Like a friend of mine says, “lets have a sit down”. That would work. All you need do is bear your minds as much as possible and let all hurt out. If you both decide its over and done with, then you both can move on. If you both think it was just a communication breakdown, pick up the pieces and pay your telephone bills. One common excuse is the “ I’ve been busy” excuse. Its a lot easier when you say “listen, you are not so important so checking up on you is not my priority….” Sounds cold but that is what they really mean to say but can’t blurt it out. If you need help, seek advice from the appropriate quarters.

Another common excuse could be the “I’ve got a headache”. When did headaches become the perfect excuse? Truth hurts but only for a while so, why not state the obvious and let your partner decipher what’s best for him or her?

*Catherine was so into her boyfriend that she could not help seeing him every day. What she could not understand was the fact that she was so attracted to him physically and all the other quarters that she could not lay her hands off him. Her shocker began when he won’t touch her but still be all lovey – dovey.

What was his excuse?

*Paul could not understand how a seemingly healthy relationship turned sour with his girlfriend. All she ever said to him was “I don’t feel up to it”. What exactly don’t you feel up to?

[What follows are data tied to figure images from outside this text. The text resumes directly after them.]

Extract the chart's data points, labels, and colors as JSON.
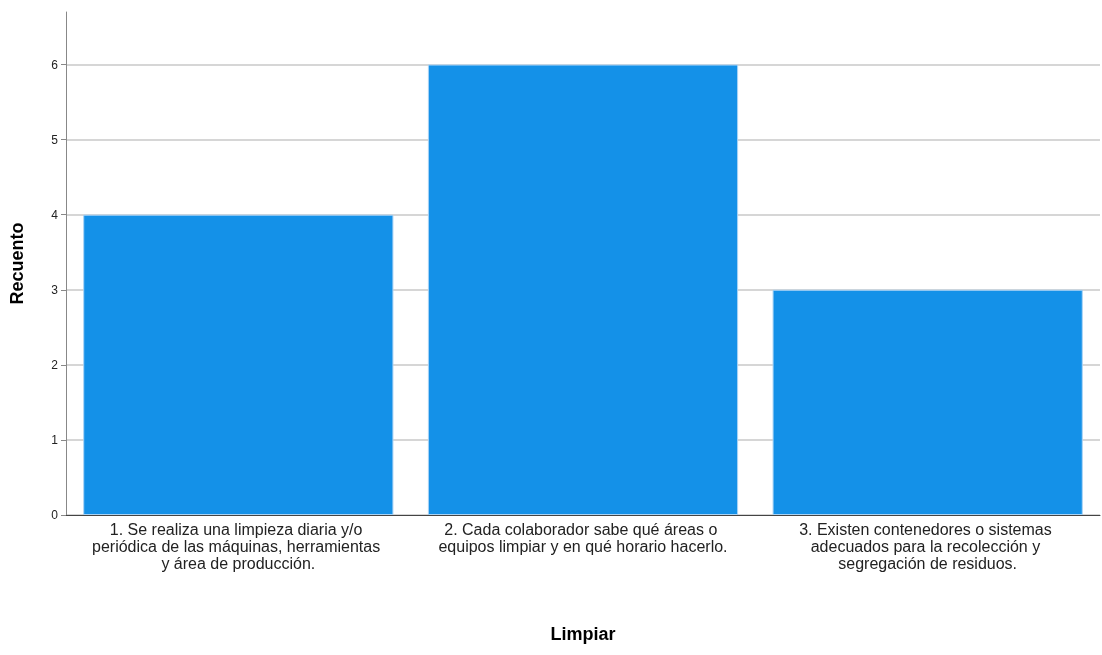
{
  "chart_data": {
    "type": "bar",
    "xlabel": "Limpiar",
    "ylabel": "Recuento",
    "categories": [
      "1. Se realiza una limpieza diaria y/o periódica de las máquinas, herramientas y área de producción.",
      "2. Cada colaborador sabe qué áreas o equipos limpiar y en qué horario hacerlo.",
      "3. Existen contenedores o sistemas adecuados para la recolección y segregación de residuos."
    ],
    "values": [
      4,
      6,
      3
    ],
    "color": "#1491e8",
    "ylim": [
      0,
      6.7
    ],
    "yticks": [
      0,
      1,
      2,
      3,
      4,
      5,
      6
    ],
    "grid": "y"
  }
}
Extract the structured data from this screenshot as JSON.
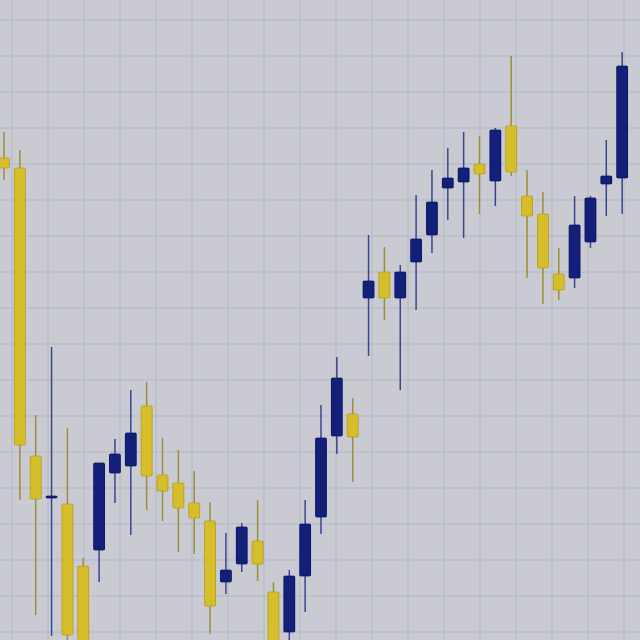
{
  "colors": {
    "background": "#c9cad2",
    "grid": "#b4b6c1",
    "bullish": "#12207a",
    "bearish": "#d6bd2a",
    "wick_bullish": "#3a4592",
    "wick_bearish": "#9a8f3a"
  },
  "chart_data": {
    "type": "candlestick",
    "title": "",
    "xlabel": "",
    "ylabel": "",
    "grid": true,
    "legend": "none",
    "ylim": [
      0,
      640
    ],
    "candles": [
      {
        "open": 482,
        "high": 508,
        "low": 460,
        "close": 472
      },
      {
        "open": 472,
        "high": 490,
        "low": 140,
        "close": 195
      },
      {
        "open": 184,
        "high": 225,
        "low": 25,
        "close": 141
      },
      {
        "open": 144,
        "high": 293,
        "low": 4,
        "close": 144
      },
      {
        "open": 136,
        "high": 212,
        "low": -20,
        "close": 5
      },
      {
        "open": 74,
        "high": 82,
        "low": -20,
        "close": -20
      },
      {
        "open": 90,
        "high": 175,
        "low": 58,
        "close": 177
      },
      {
        "open": 167,
        "high": 201,
        "low": 137,
        "close": 186
      },
      {
        "open": 174,
        "high": 250,
        "low": 105,
        "close": 207
      },
      {
        "open": 234,
        "high": 258,
        "low": 130,
        "close": 164
      },
      {
        "open": 165,
        "high": 202,
        "low": 119,
        "close": 149
      },
      {
        "open": 157,
        "high": 190,
        "low": 88,
        "close": 132
      },
      {
        "open": 137,
        "high": 169,
        "low": 86,
        "close": 122
      },
      {
        "open": 119,
        "high": 138,
        "low": 6,
        "close": 34
      },
      {
        "open": 58,
        "high": 107,
        "low": 46,
        "close": 70
      },
      {
        "open": 76,
        "high": 117,
        "low": 68,
        "close": 113
      },
      {
        "open": 99,
        "high": 140,
        "low": 59,
        "close": 76
      },
      {
        "open": 48,
        "high": 58,
        "low": -20,
        "close": -20
      },
      {
        "open": 8,
        "high": 70,
        "low": -20,
        "close": 64
      },
      {
        "open": 64,
        "high": 140,
        "low": 28,
        "close": 116
      },
      {
        "open": 123,
        "high": 235,
        "low": 106,
        "close": 202
      },
      {
        "open": 204,
        "high": 283,
        "low": 186,
        "close": 262
      },
      {
        "open": 226,
        "high": 242,
        "low": 158,
        "close": 203
      },
      {
        "open": 342,
        "high": 405,
        "low": 284,
        "close": 359
      },
      {
        "open": 368,
        "high": 393,
        "low": 320,
        "close": 342
      },
      {
        "open": 342,
        "high": 375,
        "low": 250,
        "close": 368
      },
      {
        "open": 378,
        "high": 445,
        "low": 330,
        "close": 401
      },
      {
        "open": 405,
        "high": 470,
        "low": 387,
        "close": 438
      },
      {
        "open": 452,
        "high": 492,
        "low": 420,
        "close": 462
      },
      {
        "open": 458,
        "high": 508,
        "low": 402,
        "close": 472
      },
      {
        "open": 476,
        "high": 504,
        "low": 426,
        "close": 466
      },
      {
        "open": 459,
        "high": 512,
        "low": 434,
        "close": 510
      },
      {
        "open": 514,
        "high": 584,
        "low": 464,
        "close": 468
      },
      {
        "open": 444,
        "high": 470,
        "low": 362,
        "close": 424
      },
      {
        "open": 426,
        "high": 448,
        "low": 336,
        "close": 372
      },
      {
        "open": 366,
        "high": 392,
        "low": 340,
        "close": 350
      },
      {
        "open": 362,
        "high": 444,
        "low": 352,
        "close": 415
      },
      {
        "open": 398,
        "high": 444,
        "low": 392,
        "close": 442
      },
      {
        "open": 456,
        "high": 500,
        "low": 424,
        "close": 464
      },
      {
        "open": 462,
        "high": 588,
        "low": 426,
        "close": 574
      }
    ]
  }
}
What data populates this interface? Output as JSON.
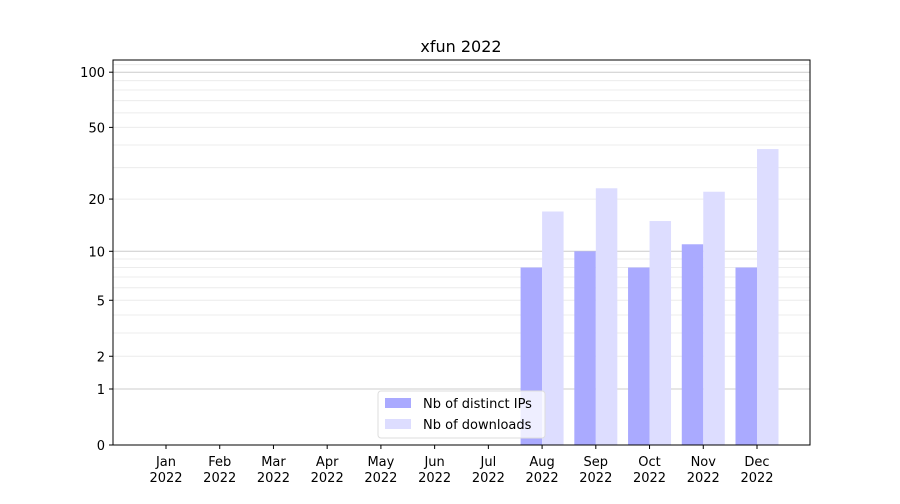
{
  "chart_data": {
    "type": "bar",
    "title": "xfun 2022",
    "xlabel": "",
    "ylabel": "",
    "yscale": "symlog",
    "ylim": [
      0,
      116
    ],
    "yticks": [
      0,
      1,
      2,
      5,
      10,
      20,
      50,
      100
    ],
    "grid": true,
    "legend_position": "bottom-center",
    "categories": [
      "Jan\n2022",
      "Feb\n2022",
      "Mar\n2022",
      "Apr\n2022",
      "May\n2022",
      "Jun\n2022",
      "Jul\n2022",
      "Aug\n2022",
      "Sep\n2022",
      "Oct\n2022",
      "Nov\n2022",
      "Dec\n2022"
    ],
    "series": [
      {
        "name": "Nb of distinct IPs",
        "color": "#aaaaff",
        "values": [
          0,
          0,
          0,
          0,
          0,
          0,
          0,
          8,
          10,
          8,
          11,
          8
        ]
      },
      {
        "name": "Nb of downloads",
        "color": "#ddddff",
        "values": [
          0,
          0,
          0,
          0,
          0,
          0,
          0,
          17,
          23,
          15,
          22,
          38
        ]
      }
    ]
  }
}
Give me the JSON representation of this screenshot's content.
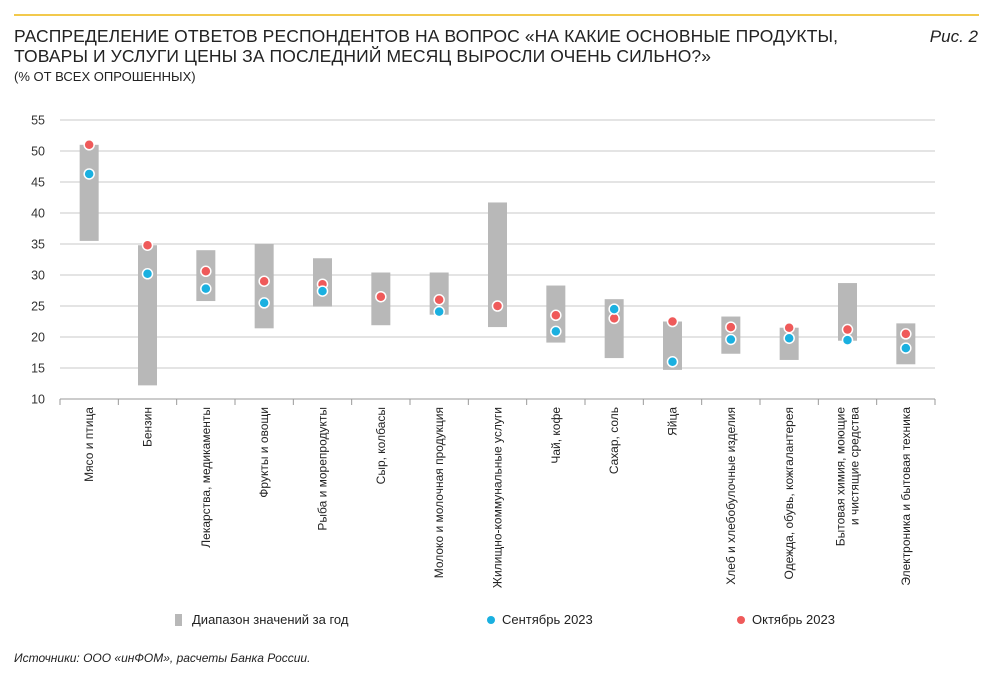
{
  "header": {
    "title": "РАСПРЕДЕЛЕНИЕ ОТВЕТОВ РЕСПОНДЕНТОВ НА ВОПРОС «НА КАКИЕ ОСНОВНЫЕ ПРОДУКТЫ, ТОВАРЫ И УСЛУГИ ЦЕНЫ ЗА ПОСЛЕДНИЙ МЕСЯЦ ВЫРОСЛИ ОЧЕНЬ СИЛЬНО?»",
    "subtitle": "(% ОТ ВСЕХ ОПРОШЕННЫХ)",
    "figure_label": "Рис. 2"
  },
  "legend": {
    "range_label": "Диапазон значений за год",
    "sep_label": "Сентябрь 2023",
    "oct_label": "Октябрь 2023"
  },
  "source": "Источники: ООО «инФОМ», расчеты Банка России.",
  "colors": {
    "range": "#b8b8b8",
    "sep": "#1ab0e0",
    "oct": "#ef5a5a",
    "grid": "#c8c8c8",
    "accent_line": "#f2c94c"
  },
  "chart_data": {
    "type": "range-dot",
    "ylim": [
      10,
      55
    ],
    "yticks": [
      10,
      15,
      20,
      25,
      30,
      35,
      40,
      45,
      50,
      55
    ],
    "categories": [
      {
        "label": [
          "Мясо и птица"
        ],
        "min": 35.5,
        "max": 51,
        "sep": 46.3,
        "oct": 51
      },
      {
        "label": [
          "Бензин"
        ],
        "min": 12.2,
        "max": 34.8,
        "sep": 30.2,
        "oct": 34.8
      },
      {
        "label": [
          "Лекарства, медикаменты"
        ],
        "min": 25.8,
        "max": 34,
        "sep": 27.8,
        "oct": 30.6
      },
      {
        "label": [
          "Фрукты и овощи"
        ],
        "min": 21.4,
        "max": 35,
        "sep": 25.5,
        "oct": 29
      },
      {
        "label": [
          "Рыба и морепродукты"
        ],
        "min": 24.9,
        "max": 32.7,
        "sep": 27.4,
        "oct": 28.5
      },
      {
        "label": [
          "Сыр, колбасы"
        ],
        "min": 21.9,
        "max": 30.4,
        "sep": null,
        "oct": 26.5
      },
      {
        "label": [
          "Молоко и молочная продукция"
        ],
        "min": 23.6,
        "max": 30.4,
        "sep": 24.1,
        "oct": 26
      },
      {
        "label": [
          "Жилищно-коммунальные услуги"
        ],
        "min": 21.6,
        "max": 41.7,
        "sep": null,
        "oct": 25
      },
      {
        "label": [
          "Чай, кофе"
        ],
        "min": 19.1,
        "max": 28.3,
        "sep": 20.9,
        "oct": 23.5
      },
      {
        "label": [
          "Сахар, соль"
        ],
        "min": 16.6,
        "max": 26.1,
        "sep": 24.5,
        "oct": 23
      },
      {
        "label": [
          "Яйца"
        ],
        "min": 14.7,
        "max": 22.5,
        "sep": 16.0,
        "oct": 22.5
      },
      {
        "label": [
          "Хлеб и хлебобулочные изделия"
        ],
        "min": 17.3,
        "max": 23.3,
        "sep": 19.6,
        "oct": 21.6
      },
      {
        "label": [
          "Одежда, обувь, кожгалантерея"
        ],
        "min": 16.3,
        "max": 21.5,
        "sep": 19.8,
        "oct": 21.5
      },
      {
        "label": [
          "Бытовая химия, моющие",
          "и чистящие средства"
        ],
        "min": 19.4,
        "max": 28.7,
        "sep": 19.5,
        "oct": 21.2
      },
      {
        "label": [
          "Электроника и бытовая техника"
        ],
        "min": 15.6,
        "max": 22.2,
        "sep": 18.2,
        "oct": 20.5
      }
    ]
  }
}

I am in no position to play judge but I still reserve the right to a point of view so I ask – where did the fire go? Was there a fire man who thought it was too dangerous to have two adults on fire so he put it out? Or is this a case of “ I want out” ?

When all seems strange, ask questions. This is not to say that you will not be blamed for the things you notice, it is only for clarification. When in doubt, press on…..the looming truth is always hanging around. Search for it…..

Peeps, relationships are delicate so handle them with kids’ gloves. Trying to work things out does not make you a lesser being; rather, it shows how strong you really are. If there are pieces to be picked up, do so. When the pendulum swings and the only way is the door, it’s your choice.

Is the perfect excuse the way out?

Nse Ikpe-Etim is an Actress and lives in Abuja, Nigeria.